With membership often restricted to specific groups, you belong to a community and seek service tailored to your particular needs. Luckily, you’re working with a financial institution that is aware of your particular needs and is going to offer products that fit your circumstances.
You’re the type of person who likes to know your teller’s name and wants your teller to know yours, too. You take an active stance with your finances, viewing your credit union branch as a valuable resource. The added personalization of these financial institutions encourages you to stop in and seek answers to your financial questions. The growth and strength of the credit union directly impacts your finances, and your financial success directly impacts the growth and strength of the institution.
Photo credit: woodleywonderworks
Savings and Loan — The Traditionalist
You’re not distracted by the myriad banking products and services major banks and credit unions offer depositors. Rather, you want a financial institution that covers your basics: storing your assets and providing you with credit. Savings and loan institutions, also known as thrift banks because of their savings-minded nature, are a great fit for the traditionalist who wants local branch access and his basic needs met.
Often mutually held, savings and loan associations grant voting rights to depositors and borrowers, yet can be publicly traded. Chartered by the federal or state government, savings and loan associations must comply with government requirements in order to be incorporated, and profits usually are shared among members.

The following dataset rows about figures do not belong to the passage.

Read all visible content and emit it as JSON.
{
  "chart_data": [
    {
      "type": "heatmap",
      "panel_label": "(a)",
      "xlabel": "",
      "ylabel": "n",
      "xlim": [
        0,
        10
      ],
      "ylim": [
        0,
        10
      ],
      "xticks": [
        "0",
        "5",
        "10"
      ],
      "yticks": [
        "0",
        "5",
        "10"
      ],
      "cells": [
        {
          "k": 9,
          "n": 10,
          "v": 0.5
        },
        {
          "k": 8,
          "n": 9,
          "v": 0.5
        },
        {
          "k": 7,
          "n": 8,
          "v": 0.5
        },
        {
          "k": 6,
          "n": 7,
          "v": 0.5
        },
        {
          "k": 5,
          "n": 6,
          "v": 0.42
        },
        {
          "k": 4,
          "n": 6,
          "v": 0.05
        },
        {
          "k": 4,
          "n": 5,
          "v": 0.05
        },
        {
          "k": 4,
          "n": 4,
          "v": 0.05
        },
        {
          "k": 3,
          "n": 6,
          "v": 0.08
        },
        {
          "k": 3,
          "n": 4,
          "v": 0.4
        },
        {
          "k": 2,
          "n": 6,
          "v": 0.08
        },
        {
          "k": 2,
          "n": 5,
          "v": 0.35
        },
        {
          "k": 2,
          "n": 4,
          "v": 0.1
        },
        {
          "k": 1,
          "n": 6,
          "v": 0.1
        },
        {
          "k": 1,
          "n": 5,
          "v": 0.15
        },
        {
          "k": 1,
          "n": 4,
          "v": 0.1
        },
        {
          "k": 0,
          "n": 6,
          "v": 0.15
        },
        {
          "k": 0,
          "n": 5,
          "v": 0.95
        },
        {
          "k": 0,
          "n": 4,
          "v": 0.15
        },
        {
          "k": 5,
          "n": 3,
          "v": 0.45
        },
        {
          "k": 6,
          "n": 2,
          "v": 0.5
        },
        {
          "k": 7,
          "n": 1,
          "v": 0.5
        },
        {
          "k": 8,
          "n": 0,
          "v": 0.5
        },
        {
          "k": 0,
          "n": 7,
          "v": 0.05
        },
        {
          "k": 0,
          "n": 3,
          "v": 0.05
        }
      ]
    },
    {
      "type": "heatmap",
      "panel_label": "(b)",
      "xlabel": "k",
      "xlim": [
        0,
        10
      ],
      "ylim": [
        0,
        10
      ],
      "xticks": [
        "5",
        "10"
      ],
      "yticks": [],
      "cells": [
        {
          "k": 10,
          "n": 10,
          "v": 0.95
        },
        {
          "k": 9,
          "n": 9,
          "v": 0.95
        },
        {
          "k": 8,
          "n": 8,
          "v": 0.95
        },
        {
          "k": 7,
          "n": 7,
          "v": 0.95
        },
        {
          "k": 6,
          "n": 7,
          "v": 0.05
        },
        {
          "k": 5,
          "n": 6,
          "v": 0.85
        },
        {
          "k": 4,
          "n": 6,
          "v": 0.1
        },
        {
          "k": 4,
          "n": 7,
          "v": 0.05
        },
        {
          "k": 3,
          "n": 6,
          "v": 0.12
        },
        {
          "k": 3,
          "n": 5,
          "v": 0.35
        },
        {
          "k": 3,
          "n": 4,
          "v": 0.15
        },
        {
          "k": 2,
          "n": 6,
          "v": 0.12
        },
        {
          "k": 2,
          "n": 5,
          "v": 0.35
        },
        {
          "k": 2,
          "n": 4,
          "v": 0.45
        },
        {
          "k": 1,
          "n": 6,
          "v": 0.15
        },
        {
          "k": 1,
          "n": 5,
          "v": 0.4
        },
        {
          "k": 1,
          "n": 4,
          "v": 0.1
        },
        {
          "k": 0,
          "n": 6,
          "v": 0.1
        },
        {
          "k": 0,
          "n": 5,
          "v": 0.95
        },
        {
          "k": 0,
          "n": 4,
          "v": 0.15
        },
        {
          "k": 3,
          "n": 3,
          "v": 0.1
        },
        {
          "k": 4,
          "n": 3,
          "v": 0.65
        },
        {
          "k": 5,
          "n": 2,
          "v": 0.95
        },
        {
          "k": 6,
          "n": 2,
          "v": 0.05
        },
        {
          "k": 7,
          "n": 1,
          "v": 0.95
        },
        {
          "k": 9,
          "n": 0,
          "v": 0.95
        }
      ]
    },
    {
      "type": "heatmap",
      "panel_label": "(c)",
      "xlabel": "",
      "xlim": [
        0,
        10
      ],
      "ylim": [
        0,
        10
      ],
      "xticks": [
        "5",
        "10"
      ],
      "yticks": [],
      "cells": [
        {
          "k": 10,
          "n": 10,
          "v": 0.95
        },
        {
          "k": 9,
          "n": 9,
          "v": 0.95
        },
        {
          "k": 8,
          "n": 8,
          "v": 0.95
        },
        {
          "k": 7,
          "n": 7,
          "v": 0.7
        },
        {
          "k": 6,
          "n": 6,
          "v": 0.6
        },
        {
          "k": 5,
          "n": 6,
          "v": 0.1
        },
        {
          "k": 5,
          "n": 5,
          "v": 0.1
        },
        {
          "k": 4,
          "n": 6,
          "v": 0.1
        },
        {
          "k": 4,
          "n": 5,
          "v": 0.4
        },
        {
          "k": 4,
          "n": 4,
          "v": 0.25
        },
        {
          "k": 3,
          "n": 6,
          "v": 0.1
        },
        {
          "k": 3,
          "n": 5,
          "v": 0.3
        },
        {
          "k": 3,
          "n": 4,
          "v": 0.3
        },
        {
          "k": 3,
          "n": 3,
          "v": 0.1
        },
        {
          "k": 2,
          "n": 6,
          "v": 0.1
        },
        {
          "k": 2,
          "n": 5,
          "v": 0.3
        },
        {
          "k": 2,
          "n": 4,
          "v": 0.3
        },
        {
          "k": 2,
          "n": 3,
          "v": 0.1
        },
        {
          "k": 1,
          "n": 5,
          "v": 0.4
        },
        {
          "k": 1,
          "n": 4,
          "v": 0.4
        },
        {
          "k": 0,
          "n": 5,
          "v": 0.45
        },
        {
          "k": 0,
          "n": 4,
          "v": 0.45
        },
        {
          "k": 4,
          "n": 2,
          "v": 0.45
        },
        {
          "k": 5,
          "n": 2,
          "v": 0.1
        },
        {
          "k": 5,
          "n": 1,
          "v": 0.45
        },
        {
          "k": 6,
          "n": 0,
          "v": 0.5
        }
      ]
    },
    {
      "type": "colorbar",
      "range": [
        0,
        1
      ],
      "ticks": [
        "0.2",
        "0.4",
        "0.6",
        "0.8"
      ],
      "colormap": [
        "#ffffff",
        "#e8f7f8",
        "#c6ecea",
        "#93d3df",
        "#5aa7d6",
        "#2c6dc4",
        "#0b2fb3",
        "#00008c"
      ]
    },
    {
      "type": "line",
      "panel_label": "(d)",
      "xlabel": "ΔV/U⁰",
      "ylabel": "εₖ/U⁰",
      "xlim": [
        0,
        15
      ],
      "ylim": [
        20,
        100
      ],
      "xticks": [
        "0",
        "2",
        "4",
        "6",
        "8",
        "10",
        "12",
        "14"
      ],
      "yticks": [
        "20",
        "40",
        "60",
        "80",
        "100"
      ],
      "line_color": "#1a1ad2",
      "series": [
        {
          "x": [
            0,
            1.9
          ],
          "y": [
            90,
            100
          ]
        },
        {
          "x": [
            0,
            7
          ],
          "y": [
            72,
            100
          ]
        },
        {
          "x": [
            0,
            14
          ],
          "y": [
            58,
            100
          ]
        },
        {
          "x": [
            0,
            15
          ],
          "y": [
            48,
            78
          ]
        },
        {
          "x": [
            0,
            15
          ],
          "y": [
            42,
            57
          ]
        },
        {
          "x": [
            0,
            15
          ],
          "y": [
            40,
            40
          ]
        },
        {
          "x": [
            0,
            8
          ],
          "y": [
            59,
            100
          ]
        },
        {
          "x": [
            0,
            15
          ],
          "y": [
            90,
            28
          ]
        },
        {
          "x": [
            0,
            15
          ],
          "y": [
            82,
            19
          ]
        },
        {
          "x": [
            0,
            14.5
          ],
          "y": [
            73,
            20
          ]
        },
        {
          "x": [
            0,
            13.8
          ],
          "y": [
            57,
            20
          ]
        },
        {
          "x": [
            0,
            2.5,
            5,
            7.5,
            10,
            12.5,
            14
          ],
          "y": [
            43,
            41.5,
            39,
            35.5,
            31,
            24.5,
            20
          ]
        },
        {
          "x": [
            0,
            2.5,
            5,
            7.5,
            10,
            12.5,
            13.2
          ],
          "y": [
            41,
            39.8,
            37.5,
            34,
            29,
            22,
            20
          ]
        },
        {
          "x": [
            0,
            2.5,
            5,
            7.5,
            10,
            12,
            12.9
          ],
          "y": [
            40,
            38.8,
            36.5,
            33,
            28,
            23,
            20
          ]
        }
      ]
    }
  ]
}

With a history of specializing in mortgage loans, savings and loan associations offer a high level of experience to the home buyer. However, in recent years, more savings and loan associations are offering commercial products, making them more and more like banks.
Online Bank — The Pioneer
If the future, and all the technology it brings, is something you embrace, then an online bank is likely your best bet. Although nationwide in terms of customer base, the lack of brick-and-mortar overhead means you are rewarded handsomely for your deposits. You likely prioritize ease of access over in-person service. With your smartphone and laptop, you can see your investments grow from the comfort of your own home.
With a lack of in-person communication, your specific financial questions will have to be answered over the telephone or online, which won’t be as personal. However, if you already have everything automated, from your deposits to bill pay, you likely won’t mind the lack of a physical branch to visit.
With most banks and credit unions offering online banking portals, it might make sense to move your entire banking experience online. It’s the same as using a bank app from a national institution, except your interest rates will probably put you further in the green.